Total: 23/40 — The Dark Horse with Staying Power


The Casa Amor Curse: Why Some Never Make It

For every Tasha Ghouri building a genuine brand, there are a dozen Casa Amor entrants who peaked at a very enthusiastic 'welcome to the villa' reaction clip and have since retreated into the warm embrace of Instagram Stories promoting meal replacement shakes.

The pattern is consistent: contestants who arrived with a pre-existing skill, talent, or professional identity beyond 'good-looking person' tend to convert their 15 minutes most effectively. Those who arrived with a great body and a vague plan to 'get into modelling or maybe hosting' often find the post-villa landscape considerably more competitive than anticipated.

The other crucial factor? How you leave. Casa Amor recouplings are tabloid gold in the moment but can cement a narrative that follows you for years.
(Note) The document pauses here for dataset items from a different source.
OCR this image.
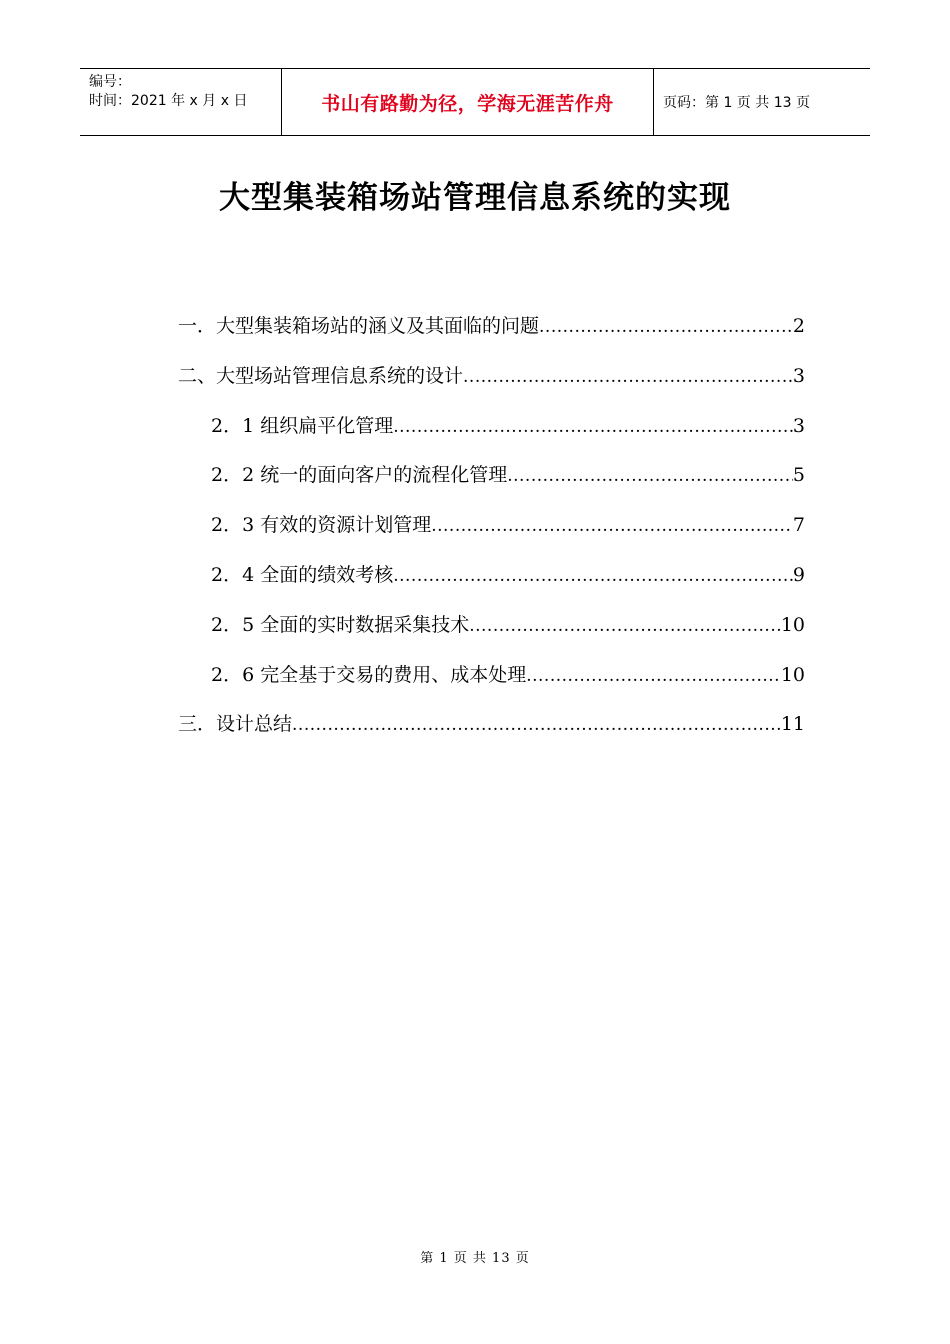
编号：
时间：2021 年 x 月 x 日	书山有路勤为径，学海无涯苦作舟	页码：第 1 页 共 13 页
大型集装箱场站管理信息系统的实现
一．大型集装箱场站的涵义及其面临的问题 .....	2
二、大型场站管理信息系统的设计 .....	3
2．1 组织扁平化管理 .....	3
2．2 统一的面向客户的流程化管理 .....	5
2．3 有效的资源计划管理 .....	7
2．4 全面的绩效考核 .....	9
2．5 全面的实时数据采集技术 .....	10
2．6 完全基于交易的费用、成本处理 .....	10
三．设计总结 .....	11
第 1 页 共 13 页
The 'villain' edit is both a gift (attention) and a curse (the kind of attention that makes brands nervous).


The Final Leaderboard

Contestant TV Brands Music/Creative Tabloid Total
Tasha Ghouri 6 9 4 8 27/40
Antigoni Buxton 5 5 8 5 23/40
Jacques O'Neill 4 5 3 6 18/40
Luca Bish 3 6 1 5 15/40

The Snap Takeaway

Love Island remains, series after series, one of the most efficient celebrity-manufacturing machines British television has ever produced. Casa Amor is its wildest, most unpredictable engine room — a place where reputations are made and torched within the same week.

The contestants who thrive post-villa are the ones who treat it as chapter one rather than the whole story. The ones who flounder are the ones who mistake a viral moment for a career.

Either way, we'll be watching. We always are.